One of the biggest criticisms of the US Wars in Iraq and Afghanistan is that they have caused American Civilians relatively little hardship. The wars have run concurrently with two of the biggest tax cuts in US history (in stark contrast to the austerity and bond drives of previous wars), again unlike previous wars no draft was implemented (therefore a very small proportion of the US population felt the immediate affects of war time service), filming and photography of military funerals and coffins returning to the US mainland was banned, and, apart from the Patriot Act and some punitive changes in airport security, little else changed in the day-to-day lives of US civilians. All in all, unless someone is part of a military family or travel by plane frequently, it is quite possible that they have completely forgotten their country is at war at all. The criticism goes that because of this lack of hardship, until recently there has been little in the way of public indignation, and, therefore, little political incentive to carry the wars out in a more legal or constructive manner, or bring them to a halt entirely. Obviously this has changed since the 2008 election, but Afghanistan is now the longest War in US history, and whether the vast expenditure of blood and treasure has accomplished something lasting or in any way consequential is entirely up for debate.
In contrast, France has begun its Mali Intervention with three announcements bound to accelerate the war weariness of a country already full of peaceniks; the alleged death of an intelligence officer and one of his rescuers (possibly two) in Somalia, the death of a pilot only hours into the Mali intervention, and the announcement of tighter security in France itself to guard against threats of retaliation from Islamist groups (France has one of the largest Muslim populations in Europe, and, thanks to the EU, quite porous borders). But it is the threats to the French mainland that are especially noticeable. Tightened security will lead to day to day tribulations and will accelerate disaffection. In a country so multicultural, it will also lead to the heightening of already tense relationships. But, most of all, it will challenge the will of what is ostensibly a populist government.

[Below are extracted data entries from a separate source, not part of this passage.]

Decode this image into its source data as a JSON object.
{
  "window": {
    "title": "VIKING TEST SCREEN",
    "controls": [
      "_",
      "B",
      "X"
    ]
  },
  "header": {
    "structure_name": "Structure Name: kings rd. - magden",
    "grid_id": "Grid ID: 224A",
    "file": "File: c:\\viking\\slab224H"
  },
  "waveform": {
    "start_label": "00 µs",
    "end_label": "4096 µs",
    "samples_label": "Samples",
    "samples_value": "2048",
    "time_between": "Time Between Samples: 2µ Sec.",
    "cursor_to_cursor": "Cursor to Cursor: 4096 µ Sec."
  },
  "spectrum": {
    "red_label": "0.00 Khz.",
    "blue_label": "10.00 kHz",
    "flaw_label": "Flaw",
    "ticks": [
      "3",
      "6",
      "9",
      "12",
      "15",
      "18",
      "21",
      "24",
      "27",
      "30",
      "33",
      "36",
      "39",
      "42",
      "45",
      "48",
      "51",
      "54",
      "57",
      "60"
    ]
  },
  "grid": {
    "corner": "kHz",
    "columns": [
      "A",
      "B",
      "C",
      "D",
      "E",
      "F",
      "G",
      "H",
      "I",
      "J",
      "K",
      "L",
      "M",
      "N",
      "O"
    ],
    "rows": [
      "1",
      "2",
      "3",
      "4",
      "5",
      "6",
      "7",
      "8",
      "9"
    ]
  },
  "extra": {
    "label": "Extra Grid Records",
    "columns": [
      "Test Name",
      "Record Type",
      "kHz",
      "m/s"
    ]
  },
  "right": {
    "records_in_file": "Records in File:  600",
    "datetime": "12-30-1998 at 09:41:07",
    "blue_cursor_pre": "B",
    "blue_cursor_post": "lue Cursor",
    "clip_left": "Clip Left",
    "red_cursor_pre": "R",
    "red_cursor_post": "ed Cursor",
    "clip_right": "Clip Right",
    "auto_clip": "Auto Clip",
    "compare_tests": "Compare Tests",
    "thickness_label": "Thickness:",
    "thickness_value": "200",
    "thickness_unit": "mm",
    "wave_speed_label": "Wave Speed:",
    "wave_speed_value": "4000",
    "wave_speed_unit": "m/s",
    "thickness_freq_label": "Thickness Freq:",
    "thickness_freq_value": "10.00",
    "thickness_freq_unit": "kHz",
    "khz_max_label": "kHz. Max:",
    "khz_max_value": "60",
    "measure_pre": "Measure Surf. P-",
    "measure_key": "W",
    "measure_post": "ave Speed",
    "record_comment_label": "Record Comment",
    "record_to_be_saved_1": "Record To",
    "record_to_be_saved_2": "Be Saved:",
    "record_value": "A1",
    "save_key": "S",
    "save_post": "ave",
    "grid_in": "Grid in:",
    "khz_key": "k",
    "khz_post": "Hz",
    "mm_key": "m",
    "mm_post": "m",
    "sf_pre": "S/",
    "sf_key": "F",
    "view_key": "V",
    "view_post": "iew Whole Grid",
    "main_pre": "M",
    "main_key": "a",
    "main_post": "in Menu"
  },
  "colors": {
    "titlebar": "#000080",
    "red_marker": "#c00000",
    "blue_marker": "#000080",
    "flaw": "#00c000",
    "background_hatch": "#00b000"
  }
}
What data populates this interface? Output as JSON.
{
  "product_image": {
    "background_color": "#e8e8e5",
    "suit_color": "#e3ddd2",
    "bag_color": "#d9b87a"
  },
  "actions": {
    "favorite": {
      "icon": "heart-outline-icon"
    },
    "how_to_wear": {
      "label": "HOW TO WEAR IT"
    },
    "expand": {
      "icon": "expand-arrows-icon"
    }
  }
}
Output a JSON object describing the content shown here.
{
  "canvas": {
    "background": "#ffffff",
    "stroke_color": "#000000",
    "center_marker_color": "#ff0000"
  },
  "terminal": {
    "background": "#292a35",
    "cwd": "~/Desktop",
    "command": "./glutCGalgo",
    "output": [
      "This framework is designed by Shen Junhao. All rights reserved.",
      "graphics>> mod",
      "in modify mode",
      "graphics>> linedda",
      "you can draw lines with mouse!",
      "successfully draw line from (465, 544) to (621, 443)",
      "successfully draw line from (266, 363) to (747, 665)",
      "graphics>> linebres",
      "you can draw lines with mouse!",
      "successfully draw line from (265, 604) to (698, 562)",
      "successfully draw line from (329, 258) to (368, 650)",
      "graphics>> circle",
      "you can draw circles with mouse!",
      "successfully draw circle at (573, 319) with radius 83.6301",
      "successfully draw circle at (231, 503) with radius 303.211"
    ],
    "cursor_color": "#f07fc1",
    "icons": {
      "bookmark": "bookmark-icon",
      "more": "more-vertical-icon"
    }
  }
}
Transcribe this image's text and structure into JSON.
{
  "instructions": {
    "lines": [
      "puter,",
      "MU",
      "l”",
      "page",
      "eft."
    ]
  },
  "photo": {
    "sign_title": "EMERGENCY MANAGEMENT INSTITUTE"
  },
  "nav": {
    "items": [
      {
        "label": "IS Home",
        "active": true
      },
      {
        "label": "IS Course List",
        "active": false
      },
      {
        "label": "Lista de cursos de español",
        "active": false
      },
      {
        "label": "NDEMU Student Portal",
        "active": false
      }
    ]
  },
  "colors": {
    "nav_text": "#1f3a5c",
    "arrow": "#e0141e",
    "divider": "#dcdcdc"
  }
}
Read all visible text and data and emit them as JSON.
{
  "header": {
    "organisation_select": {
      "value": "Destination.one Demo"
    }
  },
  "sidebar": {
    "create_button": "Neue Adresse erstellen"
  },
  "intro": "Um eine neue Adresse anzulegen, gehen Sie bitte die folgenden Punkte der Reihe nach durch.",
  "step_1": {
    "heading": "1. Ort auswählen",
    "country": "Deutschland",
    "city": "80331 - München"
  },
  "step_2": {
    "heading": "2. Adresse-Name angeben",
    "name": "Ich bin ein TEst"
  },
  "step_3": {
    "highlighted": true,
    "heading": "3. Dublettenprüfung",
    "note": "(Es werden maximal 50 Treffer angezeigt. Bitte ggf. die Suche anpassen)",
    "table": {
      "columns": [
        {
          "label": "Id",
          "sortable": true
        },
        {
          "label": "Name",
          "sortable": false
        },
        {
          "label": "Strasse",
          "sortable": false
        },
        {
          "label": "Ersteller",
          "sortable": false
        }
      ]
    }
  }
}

How long and how successful the French Intervention in Mali will be remains to be seen. However, the French populace are already seeing the negative effects of the intervention, very early on, and in ways the Americans have not. Specifically, they will be seeing the negative effects at home, in a way that has not been felt by Western forces for a very long time. Already the intervention has drawn support from around the world and the ECOWAS troops are being trained to reprieve the French troops, but it is the pressure from home that could be the real game changer. It is the pressure from home that will make the French intervention shorter than we think.